The two most infamous of these are Twitter and Facebook. My own view is that the most egregious of those cases would be already dealt with were we to consider Twitter and Facebook to be either newspapers or broadcasters. Probably broadcasters. Why is the government so loath to act? Mystery. There have been some recent attempts by both companies to reign-in the fake news problem but they don't look very scalable to me.
(iii) There are algorithms that present different stuff to different people. Yes. That’s called personalisation. Switch it off if you don’t like it. But people do like it. Racists like talking to other racists. Of course the concept is not new at all – the Klu Klux Klan is a sort of country club for racists isn’t it? And when those racists are talking to their neighbours they talk differently. So here the technology is merely mirroring human behaviour – “mirroring” being precisely the technical term for it in the psychology literature.
(iv) Fake news spreads quickly. Yes, although not as quickly as covid. In my Gresham lecture on social media I quote results which show it spreads as a complex contagion (meaning one has to have several exposures to it before you spread it). But what can be done about this? I would agree that it is a technical problem looking for a proven solution but in the absence of developed research I argue:
Don’t retweet news from sources you know to be dodgy – unsubscribe from the therealdonaldtrump and void talking about the guy.
Slow down the propagation of news from sources which have substantial numbers of people distrusting them.
Read the debunking literature (how many people have read the debunkers handbook for example)
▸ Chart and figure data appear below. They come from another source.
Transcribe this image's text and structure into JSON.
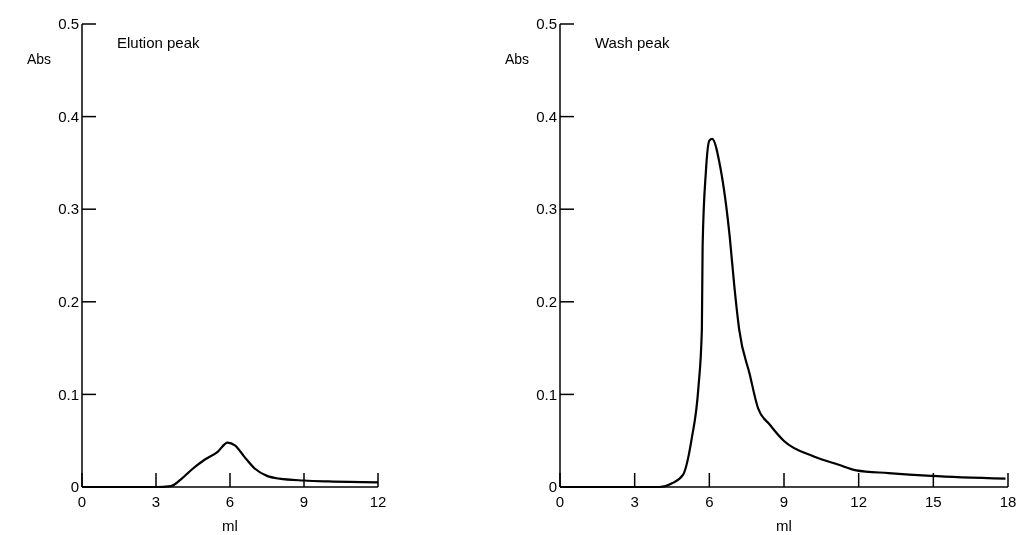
{
  "chart_data": [
    {
      "type": "line",
      "title": "Elution peak",
      "xlabel": "ml",
      "ylabel": "Abs",
      "xlim": [
        0,
        12
      ],
      "xticks": [
        0,
        3,
        6,
        9,
        12
      ],
      "ylim": [
        0,
        0.5
      ],
      "yticks": [
        0,
        0.1,
        0.2,
        0.3,
        0.4,
        0.5
      ],
      "grid": false,
      "marker": "none",
      "line_style": "solid",
      "series": [
        {
          "color": "#000000",
          "x": [
            0,
            3,
            3.6,
            4,
            4.5,
            5,
            5.5,
            5.9,
            6.2,
            6.6,
            7,
            7.5,
            8,
            9,
            10,
            12
          ],
          "values": [
            0,
            0,
            0.001,
            0.008,
            0.02,
            0.03,
            0.038,
            0.048,
            0.045,
            0.032,
            0.02,
            0.012,
            0.009,
            0.007,
            0.006,
            0.005
          ]
        }
      ]
    },
    {
      "type": "line",
      "title": "Wash peak",
      "xlabel": "ml",
      "ylabel": "Abs",
      "xlim": [
        0,
        18
      ],
      "xticks": [
        0,
        3,
        6,
        9,
        12,
        15,
        18
      ],
      "ylim": [
        0,
        0.5
      ],
      "yticks": [
        0,
        0.1,
        0.2,
        0.3,
        0.4,
        0.5
      ],
      "grid": false,
      "marker": "none",
      "line_style": "solid",
      "series": [
        {
          "color": "#000000",
          "x": [
            0,
            3,
            4,
            4.5,
            4.94,
            5.29,
            5.56,
            5.7,
            5.73,
            5.86,
            6,
            6.11,
            6.45,
            6.82,
            7,
            7.2,
            7.62,
            7.96,
            8.44,
            8.99,
            10.2,
            11.2,
            11.9,
            13.2,
            14.9,
            17.9
          ],
          "values": [
            0,
            0,
            0,
            0.004,
            0.013,
            0.052,
            0.107,
            0.17,
            0.26,
            0.34,
            0.374,
            0.376,
            0.344,
            0.27,
            0.218,
            0.17,
            0.122,
            0.085,
            0.067,
            0.05,
            0.033,
            0.024,
            0.018,
            0.015,
            0.012,
            0.009
          ]
        }
      ]
    }
  ]
}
Develop intellectual vaccines.
I’m rather fond of solution d. Although it is entirely speculative, I think it highly likely that certain ideas are so powerful that they inoculate you against bad thoughts. Are you less likely to be a racist if you understand Hofsteder’s dimensions of culture? There has been some work on this and there are some pointers to it in my lecture on Social Media.
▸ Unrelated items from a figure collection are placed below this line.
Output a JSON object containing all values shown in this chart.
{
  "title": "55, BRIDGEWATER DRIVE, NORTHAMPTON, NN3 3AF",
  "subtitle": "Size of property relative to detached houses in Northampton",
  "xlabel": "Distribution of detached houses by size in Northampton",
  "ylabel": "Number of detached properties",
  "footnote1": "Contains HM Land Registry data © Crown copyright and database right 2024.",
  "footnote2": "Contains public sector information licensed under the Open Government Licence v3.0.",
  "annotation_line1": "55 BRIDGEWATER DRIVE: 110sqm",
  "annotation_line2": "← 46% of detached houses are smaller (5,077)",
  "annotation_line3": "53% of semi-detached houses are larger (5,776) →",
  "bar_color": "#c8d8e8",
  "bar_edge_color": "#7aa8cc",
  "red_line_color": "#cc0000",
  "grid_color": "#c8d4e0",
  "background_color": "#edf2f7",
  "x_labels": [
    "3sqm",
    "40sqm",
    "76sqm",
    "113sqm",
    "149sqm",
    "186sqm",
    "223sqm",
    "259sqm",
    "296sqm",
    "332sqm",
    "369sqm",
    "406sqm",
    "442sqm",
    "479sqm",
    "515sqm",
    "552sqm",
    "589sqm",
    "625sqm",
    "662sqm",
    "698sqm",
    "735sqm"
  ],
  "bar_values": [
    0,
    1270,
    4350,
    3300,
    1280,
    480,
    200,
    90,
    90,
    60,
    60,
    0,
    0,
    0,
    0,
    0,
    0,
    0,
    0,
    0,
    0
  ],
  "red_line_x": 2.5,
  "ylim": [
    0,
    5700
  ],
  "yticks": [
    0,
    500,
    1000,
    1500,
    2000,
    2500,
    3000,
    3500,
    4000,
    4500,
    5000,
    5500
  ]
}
The final part of the question is predicated on a highly dystopian vision in which “there is no basis for establishing truth” Well I cannot understand why I should accept that as a premise. The vast majority of truths are established by experiment or expert agreement. The fact that lots of morons think, for example, that vaccination is bad thing, is regrettable, but evolution will take care of them.
It seems to be part of a middle class panic (or “moral panic” as Sociologists called it) that there are lots of people who don’t think like us and they vote for Donald Trump, Brexit and other ghastly things. And that is essentially a political question so you really need a political scientist to answer this question. That said, my own view is that countries need to work harder on what it means to be a voting citizen: voters should have responsibilities and if you fail to fulfil your responsibilities then I cannot see why you should vote. In this country, for example, roughly half the country pay tax so it is perfectly possible for the remaining half to vote for things that they do not have to pay for. Obviously that is completely unsustainable from a game-theoretic point of view. A similar argument applies to the spread of fake news. If I retweet Trump’s latest inanity what penalty do I face? Well perhaps a bit of backlash from my friends but that’s it. What if my subsequent tweets got delayed? Well Trump’s tweets would be so behind the times that no-one would read them at all.
So the root cause of the problems alluded to in this final question are the lack of negative consequences for negative actions. Change that, and we will change society. None of which is particularly to do with AI, but interesting nevertheless!